Duchess Kate and Prince William lit the canon and shot over a lawsuit to France's Closer for fucking with her privacy by publishing pictures of her nipples-in-waiting. Lawyers for Kate and William are speeding this shit up and their case will be heard in France on Monday. A rep for St. James Palace released this statement and I'll be really disappointed if it wasn't read off of a scroll by a dude with a fluffy feather in his hat:
“Their Royal Highnesses have been hugely saddened to learn that a French publication and a photographer have invaded their privacy in such a grotesque and totally unjustifiable manner. Their Royal Highnesses had every expectation of privacy in the remote house. It is unthinkable that anyone should take such photographs, let alone publish them.”
Apparently, this is a big deal, because the Royal Family barely ever sues the media and they didn't sue anybody for those magical pictures of Prince Hot Ginge in Las Vegas, but they should. We should all file a civil lawsuit against the dumb dumb skank who took those pictures. I mean, how can you have a naked PHG in front of you and a camera phone in your hand and not get an up-close shot of his royal ginger dick rod winking at you? PHG is a British soldier, so to get him to lift his hands off of the ginger goods, just start humming God Save The Queen. He'd have to lift his hands to salute. (No, I'm not above using the UK National Anthem to trick a ginge into exposing the peen.) We should sue the picture taker for not coming up with that.
Here's more of Duchess Kate having a special date with water.
I know, here we were all thinking that the British royals aren't allowed to ever take their clothes off and always wear nipple-to-ankle underwear with cut-out crotch holes for peein' and matin' and that's it, but nope. Seeing Prince Hot Ginge's glorious undercooked pancake ass cheeks, Prince Philip's censored Loch Ness crotch monster and Prince William's NSFW peen busby taught us that the British royals can get nekkid. And now it's Duchess Kate's turn to join the club.

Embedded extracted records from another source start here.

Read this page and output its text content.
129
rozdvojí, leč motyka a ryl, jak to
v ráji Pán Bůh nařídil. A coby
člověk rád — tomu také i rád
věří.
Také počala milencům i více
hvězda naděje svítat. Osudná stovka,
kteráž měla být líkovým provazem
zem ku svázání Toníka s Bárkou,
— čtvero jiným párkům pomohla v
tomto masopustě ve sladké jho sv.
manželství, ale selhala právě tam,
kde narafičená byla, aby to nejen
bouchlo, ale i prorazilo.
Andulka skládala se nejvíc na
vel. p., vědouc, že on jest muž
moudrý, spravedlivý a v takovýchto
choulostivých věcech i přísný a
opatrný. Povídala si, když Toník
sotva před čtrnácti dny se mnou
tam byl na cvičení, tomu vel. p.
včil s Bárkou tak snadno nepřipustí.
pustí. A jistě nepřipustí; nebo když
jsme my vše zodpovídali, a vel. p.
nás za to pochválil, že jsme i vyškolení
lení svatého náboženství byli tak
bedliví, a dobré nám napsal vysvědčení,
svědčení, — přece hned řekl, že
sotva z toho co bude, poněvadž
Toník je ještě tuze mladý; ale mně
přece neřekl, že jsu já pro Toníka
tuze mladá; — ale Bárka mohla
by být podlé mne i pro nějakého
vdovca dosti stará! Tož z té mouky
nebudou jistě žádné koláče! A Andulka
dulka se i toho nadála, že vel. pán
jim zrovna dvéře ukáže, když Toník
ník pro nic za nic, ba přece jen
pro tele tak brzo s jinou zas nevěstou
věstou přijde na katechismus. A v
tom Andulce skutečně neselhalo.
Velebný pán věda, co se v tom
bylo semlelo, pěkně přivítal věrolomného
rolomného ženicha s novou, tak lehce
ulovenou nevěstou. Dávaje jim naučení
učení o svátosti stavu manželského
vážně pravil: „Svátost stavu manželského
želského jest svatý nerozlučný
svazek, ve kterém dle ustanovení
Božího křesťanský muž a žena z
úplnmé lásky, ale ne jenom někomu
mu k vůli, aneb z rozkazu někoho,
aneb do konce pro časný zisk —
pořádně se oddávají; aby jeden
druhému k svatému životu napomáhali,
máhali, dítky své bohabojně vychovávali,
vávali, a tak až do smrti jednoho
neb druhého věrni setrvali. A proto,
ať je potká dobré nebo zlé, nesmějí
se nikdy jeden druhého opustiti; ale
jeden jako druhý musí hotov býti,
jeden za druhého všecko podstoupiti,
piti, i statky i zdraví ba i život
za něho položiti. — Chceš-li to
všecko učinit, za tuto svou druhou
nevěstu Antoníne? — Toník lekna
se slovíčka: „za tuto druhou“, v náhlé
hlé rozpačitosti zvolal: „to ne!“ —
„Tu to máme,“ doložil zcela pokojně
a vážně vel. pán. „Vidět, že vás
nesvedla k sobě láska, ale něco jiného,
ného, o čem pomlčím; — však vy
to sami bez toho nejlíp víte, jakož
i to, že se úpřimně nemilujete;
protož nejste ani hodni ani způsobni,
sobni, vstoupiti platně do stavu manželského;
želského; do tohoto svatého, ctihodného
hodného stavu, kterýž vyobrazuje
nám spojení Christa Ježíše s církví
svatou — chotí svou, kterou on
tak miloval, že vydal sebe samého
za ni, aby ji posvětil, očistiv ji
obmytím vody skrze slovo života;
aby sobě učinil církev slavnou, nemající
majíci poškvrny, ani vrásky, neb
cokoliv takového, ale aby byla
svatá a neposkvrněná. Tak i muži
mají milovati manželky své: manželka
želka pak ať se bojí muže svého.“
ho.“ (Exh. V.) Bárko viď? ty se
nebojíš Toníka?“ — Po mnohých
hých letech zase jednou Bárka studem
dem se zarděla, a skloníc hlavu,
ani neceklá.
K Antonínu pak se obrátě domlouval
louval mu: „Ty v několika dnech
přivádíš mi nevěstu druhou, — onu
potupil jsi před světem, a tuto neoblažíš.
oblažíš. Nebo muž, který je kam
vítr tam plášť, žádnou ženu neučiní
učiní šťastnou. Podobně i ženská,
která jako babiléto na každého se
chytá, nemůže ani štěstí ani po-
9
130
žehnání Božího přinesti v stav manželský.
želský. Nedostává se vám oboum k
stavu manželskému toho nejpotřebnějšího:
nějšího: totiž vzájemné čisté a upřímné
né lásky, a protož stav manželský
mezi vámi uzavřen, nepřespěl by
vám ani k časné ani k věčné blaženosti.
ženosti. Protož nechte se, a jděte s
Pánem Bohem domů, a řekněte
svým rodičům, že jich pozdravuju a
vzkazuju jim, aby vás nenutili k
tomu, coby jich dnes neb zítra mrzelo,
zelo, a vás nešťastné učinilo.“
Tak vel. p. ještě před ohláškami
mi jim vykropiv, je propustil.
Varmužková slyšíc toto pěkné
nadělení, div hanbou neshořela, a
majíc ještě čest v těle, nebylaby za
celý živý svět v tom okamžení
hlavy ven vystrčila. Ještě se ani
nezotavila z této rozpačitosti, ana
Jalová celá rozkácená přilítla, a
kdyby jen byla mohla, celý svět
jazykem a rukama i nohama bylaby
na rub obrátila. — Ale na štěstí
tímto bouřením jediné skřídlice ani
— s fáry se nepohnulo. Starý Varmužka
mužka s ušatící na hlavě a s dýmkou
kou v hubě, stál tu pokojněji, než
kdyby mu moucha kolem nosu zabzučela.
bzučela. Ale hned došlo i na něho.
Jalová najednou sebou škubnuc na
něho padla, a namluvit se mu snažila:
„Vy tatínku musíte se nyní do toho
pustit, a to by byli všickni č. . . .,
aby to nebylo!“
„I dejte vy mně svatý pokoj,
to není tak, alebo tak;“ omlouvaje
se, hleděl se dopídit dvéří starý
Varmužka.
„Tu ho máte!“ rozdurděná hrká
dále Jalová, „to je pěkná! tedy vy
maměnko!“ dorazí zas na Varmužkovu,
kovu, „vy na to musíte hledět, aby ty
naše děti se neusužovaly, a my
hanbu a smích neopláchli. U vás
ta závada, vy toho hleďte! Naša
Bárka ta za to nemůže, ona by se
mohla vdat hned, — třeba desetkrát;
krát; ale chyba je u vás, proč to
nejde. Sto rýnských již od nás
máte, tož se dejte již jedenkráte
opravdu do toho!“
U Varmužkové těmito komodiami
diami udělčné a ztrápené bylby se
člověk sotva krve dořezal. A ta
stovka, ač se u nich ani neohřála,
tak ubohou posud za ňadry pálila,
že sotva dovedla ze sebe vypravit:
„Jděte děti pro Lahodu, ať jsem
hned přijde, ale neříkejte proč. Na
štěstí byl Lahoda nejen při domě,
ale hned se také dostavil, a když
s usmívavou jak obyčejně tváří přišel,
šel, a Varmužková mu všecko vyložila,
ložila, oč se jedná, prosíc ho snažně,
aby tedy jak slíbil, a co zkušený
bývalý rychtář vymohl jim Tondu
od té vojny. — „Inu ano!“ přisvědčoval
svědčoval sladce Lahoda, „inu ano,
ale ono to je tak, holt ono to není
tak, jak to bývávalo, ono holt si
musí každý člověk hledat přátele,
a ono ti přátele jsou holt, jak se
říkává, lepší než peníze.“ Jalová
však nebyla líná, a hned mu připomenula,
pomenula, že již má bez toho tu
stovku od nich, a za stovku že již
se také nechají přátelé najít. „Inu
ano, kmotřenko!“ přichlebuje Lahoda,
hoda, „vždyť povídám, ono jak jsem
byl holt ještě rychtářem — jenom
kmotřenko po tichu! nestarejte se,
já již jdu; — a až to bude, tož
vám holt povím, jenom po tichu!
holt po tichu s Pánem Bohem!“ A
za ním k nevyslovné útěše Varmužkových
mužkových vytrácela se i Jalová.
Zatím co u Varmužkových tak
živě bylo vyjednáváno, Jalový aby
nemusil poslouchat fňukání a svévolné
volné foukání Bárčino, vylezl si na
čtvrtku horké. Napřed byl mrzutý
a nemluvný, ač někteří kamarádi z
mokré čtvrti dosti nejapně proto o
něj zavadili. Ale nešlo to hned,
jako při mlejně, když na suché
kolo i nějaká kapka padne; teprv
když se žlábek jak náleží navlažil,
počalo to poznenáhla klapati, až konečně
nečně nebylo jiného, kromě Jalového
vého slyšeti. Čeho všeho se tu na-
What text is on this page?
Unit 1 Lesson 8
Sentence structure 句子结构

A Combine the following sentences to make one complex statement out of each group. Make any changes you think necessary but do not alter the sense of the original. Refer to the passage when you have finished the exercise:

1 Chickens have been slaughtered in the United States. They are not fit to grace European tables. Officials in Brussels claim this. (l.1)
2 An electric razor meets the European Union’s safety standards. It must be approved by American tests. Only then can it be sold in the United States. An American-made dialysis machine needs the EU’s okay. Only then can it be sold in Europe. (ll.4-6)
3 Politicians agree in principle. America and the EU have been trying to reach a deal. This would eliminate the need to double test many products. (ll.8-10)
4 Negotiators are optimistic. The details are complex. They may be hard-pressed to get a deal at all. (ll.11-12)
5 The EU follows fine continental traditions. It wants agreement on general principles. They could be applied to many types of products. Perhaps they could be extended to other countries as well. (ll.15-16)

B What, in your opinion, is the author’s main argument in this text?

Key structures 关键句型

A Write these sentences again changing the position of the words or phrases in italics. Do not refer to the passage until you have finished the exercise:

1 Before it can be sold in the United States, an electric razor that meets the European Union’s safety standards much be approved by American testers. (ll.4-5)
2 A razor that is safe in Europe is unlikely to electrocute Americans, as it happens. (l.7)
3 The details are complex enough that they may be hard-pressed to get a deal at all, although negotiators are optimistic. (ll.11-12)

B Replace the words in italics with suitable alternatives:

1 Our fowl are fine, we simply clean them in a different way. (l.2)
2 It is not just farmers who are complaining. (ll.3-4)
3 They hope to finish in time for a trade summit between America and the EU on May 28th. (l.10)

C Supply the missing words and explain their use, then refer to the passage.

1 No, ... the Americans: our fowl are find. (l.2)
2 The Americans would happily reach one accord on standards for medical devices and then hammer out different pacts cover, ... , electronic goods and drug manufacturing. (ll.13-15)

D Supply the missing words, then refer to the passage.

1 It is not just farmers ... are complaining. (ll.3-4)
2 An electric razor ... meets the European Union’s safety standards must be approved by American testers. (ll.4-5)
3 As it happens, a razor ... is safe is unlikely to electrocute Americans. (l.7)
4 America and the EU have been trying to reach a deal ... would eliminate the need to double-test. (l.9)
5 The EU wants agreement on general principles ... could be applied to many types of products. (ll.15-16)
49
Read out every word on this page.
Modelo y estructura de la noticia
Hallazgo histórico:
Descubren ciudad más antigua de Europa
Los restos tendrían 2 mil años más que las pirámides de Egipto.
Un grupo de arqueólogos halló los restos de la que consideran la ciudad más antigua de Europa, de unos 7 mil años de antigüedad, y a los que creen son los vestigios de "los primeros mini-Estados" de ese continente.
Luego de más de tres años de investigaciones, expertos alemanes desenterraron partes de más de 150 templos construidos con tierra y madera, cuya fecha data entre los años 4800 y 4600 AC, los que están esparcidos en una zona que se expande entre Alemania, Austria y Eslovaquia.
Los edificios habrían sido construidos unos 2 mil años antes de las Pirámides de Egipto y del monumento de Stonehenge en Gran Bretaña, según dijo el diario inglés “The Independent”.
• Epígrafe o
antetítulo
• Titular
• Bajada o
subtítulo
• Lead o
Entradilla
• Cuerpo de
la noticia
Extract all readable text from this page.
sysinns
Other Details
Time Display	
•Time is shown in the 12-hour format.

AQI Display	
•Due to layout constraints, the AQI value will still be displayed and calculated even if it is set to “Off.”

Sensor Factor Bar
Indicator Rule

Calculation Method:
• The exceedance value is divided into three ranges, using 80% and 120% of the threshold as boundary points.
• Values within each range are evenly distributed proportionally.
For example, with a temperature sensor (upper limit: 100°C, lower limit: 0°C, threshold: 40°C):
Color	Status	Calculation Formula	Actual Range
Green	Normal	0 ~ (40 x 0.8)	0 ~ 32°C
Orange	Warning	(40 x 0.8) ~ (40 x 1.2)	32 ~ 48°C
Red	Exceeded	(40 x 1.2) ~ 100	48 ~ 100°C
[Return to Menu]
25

While Duchess Kate sunbathed with her nipples out on a private estate in France, some pap hung upside down from a tree 200 yards away, stuck his 50 foot lens on a potato camera and took blurry pictures of her half-nakedness. Since the British media will be flogged 25 times in the mouth with The Queen's pocketbook if they expose the royal nipples, they declined buying the pics from the pap, so the pap sold them to the French tabloid Closer. The British royal family is disgusted this morning and not because they just watched Camilla slurp cooked oatmeal out of her feedbag while Prince Charles polished her toes with his tongue (a trick he learned from Fergie). They're disgusted because Duchess Kate's privacy was invaded and the BBC says they're considering throwing a lawsuit at the pap and Closer. Closer's editor defended publishing the exclusivité pictures by saying this:
"These photos are not in the least shocking. They show a young woman sunbathing topless, like the millions of women you see on beaches. What we saw in the pictures was a young couple that have just got married, who are in love, who are beautiful. She's a princess of the 21st Century. They [the couple] are on the terrace of a mansion in the south of France which is not far from a road along which cars pass without any problem. They are visible from the street."
Egotastic has a lot of the pictures and there's really nothing scandalous about them. Yes, Duchess Kate has nipples, but you can barely tell that they're nipples. If you told me Duchess Kate and Prince William were playing a strange British royal game where they have to balance extra large Hershey Kisses on their chests and she's in the lead, I'd believe you. And don't think we're going to see THE QUEEN'S nips anytime soon. Right after these pictures went public, QEII called Kate up and said, "Dumb trollop, this is why I always wear union jack pasties. I'll send you a pair."